Agee's script invents a few funny details not in the slight story, such as Scratchy actually scratching himself in his first scene (how else did he get the name?), shooting the preacher's doorbell so that it gets stuck ringing, and, at the film's conclusion, walking away from his confrontation with Potter, Scratchy looks at his pistols (while everyone watching holds their breath) and, instead of holstering them, he merely drops them on the ground.

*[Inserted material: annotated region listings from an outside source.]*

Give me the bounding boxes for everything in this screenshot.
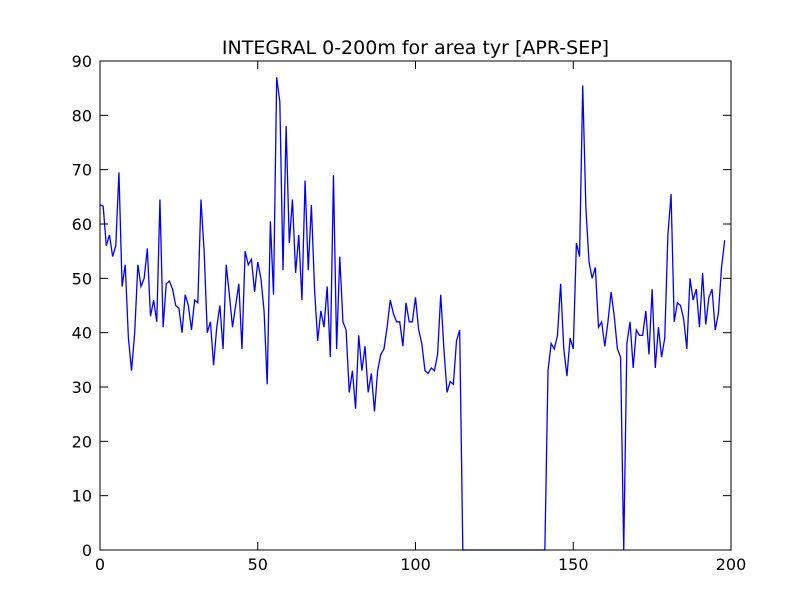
y-tick-label: 50 — [72, 269, 92, 288]
y-tick-label: 70 — [72, 161, 92, 180]
y-tick-label: 30 — [72, 378, 92, 397]
x-tick-label: 200 — [716, 555, 747, 574]
x-tick-label: 100 — [400, 555, 431, 574]
y-tick-label: 0 — [82, 541, 92, 560]
y-tick-label: 10 — [72, 487, 92, 506]
y-tick-label: 80 — [72, 106, 92, 125]
x-tick-label: 150 — [558, 555, 589, 574]
y-tick-label: 90 — [72, 52, 92, 71]
chart-title: INTEGRAL 0-200m for area tyr [APR-SEP] — [222, 37, 609, 59]
y-tick-label: 20 — [72, 432, 92, 451]
x-tick-label: 0 — [95, 555, 105, 574]
data-line — [99, 77, 726, 551]
x-tick-label: 50 — [248, 555, 268, 574]
y-tick-label: 60 — [72, 215, 92, 234]
y-tick-label: 40 — [72, 324, 92, 343]
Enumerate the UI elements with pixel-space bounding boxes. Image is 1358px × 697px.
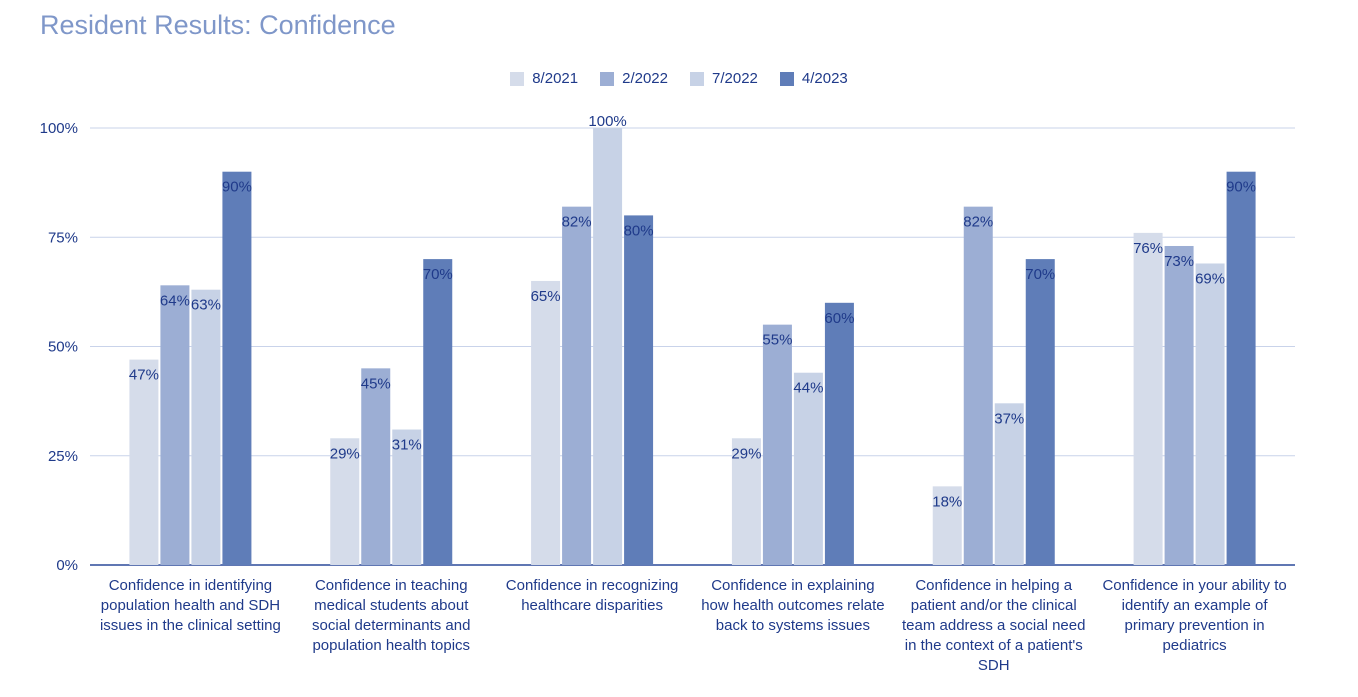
bar [793,372,823,565]
y-tick-label: 25% [48,448,78,465]
legend-label: 4/2023 [801,70,848,87]
x-category-label: pediatrics [1162,637,1226,654]
chart-title: Resident Results: Confidence [40,10,396,40]
data-label: 80% [624,222,654,239]
legend-swatch [779,71,794,86]
x-category-label: issues in the clinical setting [100,617,281,634]
bar [160,285,190,565]
data-label: 18% [932,493,962,510]
bar [762,324,792,565]
bar [531,280,561,565]
bar [1226,171,1256,565]
data-label: 63% [191,297,221,314]
legend-swatch [600,71,615,86]
legend-item-series-2: 2/2022 [600,70,668,87]
chart-legend: 8/2021 2/2022 7/2022 4/2023 [0,70,1358,87]
bar [932,486,962,565]
x-category-label: identify an example of [1122,597,1269,614]
bar [222,171,252,565]
legend-label: 2/2022 [622,70,668,87]
legend-item-series-3: 7/2022 [690,70,758,87]
data-label: 65% [531,288,561,305]
x-category-label: social determinants and [312,617,470,634]
legend-swatch [510,71,525,86]
bar [963,206,993,565]
data-label: 70% [423,266,453,283]
x-category-label: Confidence in teaching [315,577,468,594]
data-label: 55% [762,332,792,349]
legend-label: 8/2021 [532,70,579,87]
data-label: 45% [361,375,391,392]
data-label: 82% [562,214,592,231]
x-category-label: team address a social need [902,617,1085,634]
data-label: 70% [1025,266,1055,283]
bar [191,289,221,565]
x-category-label: healthcare disparities [521,597,663,614]
bar [1133,232,1163,565]
y-tick-label: 50% [48,339,78,356]
x-category-label: Confidence in explaining [711,577,874,594]
data-label: 64% [160,292,190,309]
bar [593,128,623,565]
data-label: 100% [588,113,626,130]
bar [731,438,761,565]
data-label: 90% [222,179,252,196]
data-label: 60% [824,310,854,327]
y-tick-label: 100% [40,120,78,137]
data-label: 31% [392,437,422,454]
x-category-label: Confidence in your ability to [1102,577,1286,594]
legend-label: 7/2022 [712,70,758,87]
bar [1195,263,1225,565]
x-category-label: back to systems issues [716,617,870,634]
x-category-label: patient and/or the clinical [911,597,1077,614]
x-category-label: Confidence in recognizing [506,577,679,594]
x-category-label: primary prevention in [1125,617,1265,634]
x-category-label: SDH [978,657,1010,674]
bar [361,368,391,565]
x-category-label: how health outcomes relate [701,597,884,614]
y-tick-label: 0% [56,557,78,574]
bar [129,359,159,565]
x-category-label: in the context of a patient's [905,637,1083,654]
data-label: 76% [1133,240,1163,257]
data-label: 69% [1195,270,1225,287]
x-category-label: population health and SDH [101,597,280,614]
bar [994,403,1024,565]
legend-item-series-4: 4/2023 [779,70,848,87]
x-category-label: Confidence in helping a [915,577,1072,594]
data-label: 37% [994,410,1024,427]
data-label: 44% [793,380,823,397]
bar [423,259,453,565]
x-category-label: medical students about [314,597,469,614]
x-category-label: Confidence in identifying [109,577,272,594]
y-tick-label: 75% [48,229,78,246]
bar [824,302,854,565]
legend-swatch [690,71,704,86]
data-label: 73% [1164,253,1194,270]
data-label: 29% [731,445,761,462]
x-category-label: population health topics [312,637,470,654]
bar [392,429,422,565]
data-label: 29% [330,445,360,462]
bar [624,215,654,565]
data-label: 47% [129,367,159,384]
data-label: 82% [963,214,993,231]
legend-item-series-1: 8/2021 [510,70,578,87]
bar [330,438,360,565]
bar [1025,259,1055,565]
bar [1164,245,1194,566]
bar [562,206,592,565]
data-label: 90% [1226,179,1256,196]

Dwight MacDonald called the film "a delightful short comedy". It's delightful for its giddiness - it is Fred Zinneman's self-reverent High Noon spun around on its axis - Jack Potter, marshall in Yellow Sky, doesn't know that his nemesis awaits him there and that he is planning to shoot him just as soon as he appears. But, unlike Gary Cooper in High Noon, who goes around town, accompanied by that prodding song, "Do not forsake me, o my darlin'," searching for reinforcements, Potter confronts Scratchy unarmed. And instead of Grace Kelly lighting out on a wagon when zero hour draws nigh, Potter's bride is standing right beside her husband when he meets Scratchy.

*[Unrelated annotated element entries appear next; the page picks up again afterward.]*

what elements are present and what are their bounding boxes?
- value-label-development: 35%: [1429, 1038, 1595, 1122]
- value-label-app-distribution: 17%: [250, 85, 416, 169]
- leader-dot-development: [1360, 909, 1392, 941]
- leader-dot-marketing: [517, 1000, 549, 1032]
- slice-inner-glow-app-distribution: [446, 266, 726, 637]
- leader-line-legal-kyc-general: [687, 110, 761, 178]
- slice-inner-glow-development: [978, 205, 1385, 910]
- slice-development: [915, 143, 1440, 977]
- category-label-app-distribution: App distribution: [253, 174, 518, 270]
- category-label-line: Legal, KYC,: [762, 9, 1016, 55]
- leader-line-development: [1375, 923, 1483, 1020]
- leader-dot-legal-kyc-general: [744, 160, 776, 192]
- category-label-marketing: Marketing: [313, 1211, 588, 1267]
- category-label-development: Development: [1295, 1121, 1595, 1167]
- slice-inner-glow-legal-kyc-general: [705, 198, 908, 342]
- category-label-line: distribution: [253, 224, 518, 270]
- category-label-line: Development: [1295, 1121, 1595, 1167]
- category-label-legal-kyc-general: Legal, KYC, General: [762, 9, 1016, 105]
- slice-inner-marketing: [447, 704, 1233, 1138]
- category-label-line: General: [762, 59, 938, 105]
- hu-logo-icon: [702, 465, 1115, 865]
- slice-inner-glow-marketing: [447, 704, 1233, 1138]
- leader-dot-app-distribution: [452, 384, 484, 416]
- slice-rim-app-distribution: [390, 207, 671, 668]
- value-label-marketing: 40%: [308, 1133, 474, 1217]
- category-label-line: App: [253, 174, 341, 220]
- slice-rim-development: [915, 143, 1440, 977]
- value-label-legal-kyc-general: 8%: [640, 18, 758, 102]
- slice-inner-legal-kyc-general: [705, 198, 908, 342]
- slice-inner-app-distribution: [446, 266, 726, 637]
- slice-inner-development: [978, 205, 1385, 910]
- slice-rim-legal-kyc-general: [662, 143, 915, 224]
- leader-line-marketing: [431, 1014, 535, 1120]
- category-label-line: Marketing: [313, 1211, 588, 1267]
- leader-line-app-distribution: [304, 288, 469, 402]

The production certainly has a backlot look to it, with housefronts instead of real houses, and all the paraphernalia of a Western town without the usual rough justice and the moral rectitude of it. In its gentleness, the film is exactly what Stephen Crane would maybe have intended it to be: a send-up of all the dime novel Westerns so popular from 1860 onwards, that promoted a purely fictionalized image of the American West for the consumption of Easterners in cities starved for excitement. Crane would examine the effects of this fictional image more seriously in his longer story, "The Blue Hotel," set in a Nebraska town on the verge of the West, as close as a "Swede," his imagination filled with dime novel delusions, would ever get to the genuine article - even if the genuine article had disappeared completely by the 1890s, when Crane wrote the story. James Agee's script for "The Blue Hotel" is so rich in details of blocking and camera placement, it's a wonder it remains "unproduced."(3)

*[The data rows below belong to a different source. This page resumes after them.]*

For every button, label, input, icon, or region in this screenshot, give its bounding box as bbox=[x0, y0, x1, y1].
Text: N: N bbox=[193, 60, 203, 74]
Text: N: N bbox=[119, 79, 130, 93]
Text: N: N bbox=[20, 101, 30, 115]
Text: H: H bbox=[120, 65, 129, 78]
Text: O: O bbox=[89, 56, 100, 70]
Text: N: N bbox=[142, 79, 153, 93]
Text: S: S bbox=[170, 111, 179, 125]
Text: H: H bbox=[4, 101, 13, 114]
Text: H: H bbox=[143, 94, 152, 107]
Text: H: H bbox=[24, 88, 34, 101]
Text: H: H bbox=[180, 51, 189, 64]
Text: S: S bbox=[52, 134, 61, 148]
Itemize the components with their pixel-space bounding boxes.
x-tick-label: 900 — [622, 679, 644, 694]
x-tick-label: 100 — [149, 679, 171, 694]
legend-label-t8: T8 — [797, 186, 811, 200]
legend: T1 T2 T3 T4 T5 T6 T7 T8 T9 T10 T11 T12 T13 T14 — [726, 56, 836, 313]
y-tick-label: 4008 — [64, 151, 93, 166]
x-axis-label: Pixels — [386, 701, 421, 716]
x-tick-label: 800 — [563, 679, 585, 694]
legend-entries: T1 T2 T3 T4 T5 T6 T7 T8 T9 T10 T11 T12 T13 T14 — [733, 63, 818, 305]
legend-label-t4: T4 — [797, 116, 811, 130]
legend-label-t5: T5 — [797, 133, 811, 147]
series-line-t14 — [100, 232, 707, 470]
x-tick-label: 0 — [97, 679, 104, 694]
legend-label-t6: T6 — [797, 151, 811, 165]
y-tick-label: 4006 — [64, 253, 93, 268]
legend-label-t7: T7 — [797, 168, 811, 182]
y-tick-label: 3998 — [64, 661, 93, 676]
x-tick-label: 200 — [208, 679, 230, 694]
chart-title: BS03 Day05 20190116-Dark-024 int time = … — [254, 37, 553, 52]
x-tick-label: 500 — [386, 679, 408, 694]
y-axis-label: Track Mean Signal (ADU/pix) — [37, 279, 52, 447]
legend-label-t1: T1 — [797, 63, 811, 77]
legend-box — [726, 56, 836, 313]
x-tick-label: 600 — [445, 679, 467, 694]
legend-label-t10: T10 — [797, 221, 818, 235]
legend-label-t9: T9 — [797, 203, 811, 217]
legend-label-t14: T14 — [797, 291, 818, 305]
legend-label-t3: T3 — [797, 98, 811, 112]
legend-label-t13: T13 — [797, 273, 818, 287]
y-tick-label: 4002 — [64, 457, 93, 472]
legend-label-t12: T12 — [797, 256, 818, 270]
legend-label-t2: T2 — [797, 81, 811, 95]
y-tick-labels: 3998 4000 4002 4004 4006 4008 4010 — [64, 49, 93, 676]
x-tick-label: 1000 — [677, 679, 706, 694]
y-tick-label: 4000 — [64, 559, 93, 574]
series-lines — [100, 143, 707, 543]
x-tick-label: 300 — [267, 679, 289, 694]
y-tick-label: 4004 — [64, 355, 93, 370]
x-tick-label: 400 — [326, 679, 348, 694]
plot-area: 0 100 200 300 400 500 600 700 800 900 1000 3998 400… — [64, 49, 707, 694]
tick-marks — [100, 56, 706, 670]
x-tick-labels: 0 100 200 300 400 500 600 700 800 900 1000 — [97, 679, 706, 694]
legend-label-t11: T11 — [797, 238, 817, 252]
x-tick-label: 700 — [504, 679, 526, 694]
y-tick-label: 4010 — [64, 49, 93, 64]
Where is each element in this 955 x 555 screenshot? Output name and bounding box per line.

James Agee had done so much writing-to-order for so long, sometimes unsigned, that when he finally had the time to write as he pleased, he almost didn't know where to begin. His work on Let Us Now Praise Famous Men went largely unheralded (the necessarily oversized book, to do justice to Walker Evans's great photographs, was finally published by Houghton Mifflin), and his only novel, A Death in the Family, was left unfinished. That leaves us an early volume of poetry, his voluminous film writings and his film scripts. The Bride Comes to Yellow Sky, now all but forgotten, is a beautiful short film, deserving of preservation and restoration, quite separable from The Secret Sharer, that occupies the rest of Face to Face.

Dwight Macdonald wrote a moving tribute to Agee when A Death in the Family was published. His long essay includes the following paragraph:

"James Agee died in 1955 at the age of forty-five. He died of a heart attack in a taxicab, and the platitudes about 'shock' and 'loss' suddenly became real. A friend I had for thirty years respected intellectually and sympathized with emotionally and disapproved of temperamentally and been stimulated by conversationally had vanished, abruptly and for good. I had always thought of Agee as the most broadly gifted writer of my generation, the one who, if anyone, might someday do major work. He didn’t do it, or not much of it, but I am not the only one who expected he would. He really shouldn’t have died, I kept thinking, and now this posthumous book makes me think it all the harder."


(1) A&P, the Great Atlantic and Pacific Tea Company, was the largest grocer chain in America in the 1950s.
(2) Preston played the father who is killed in a car accident in the 1963 film adaptation of Tad Model's play All the Way Home, which was a stage adaptation of James Agee's novel A Death in the Family.
(3) The story was adapted in 1974 to a television film by Harry Mark Petrakis and directed by Czech filmmaker Jan Kadar. Except for the vivid performance by David Warner as the Swede, its alterations of Crane's story were unnecessary and the film is now in limbo where it belongs.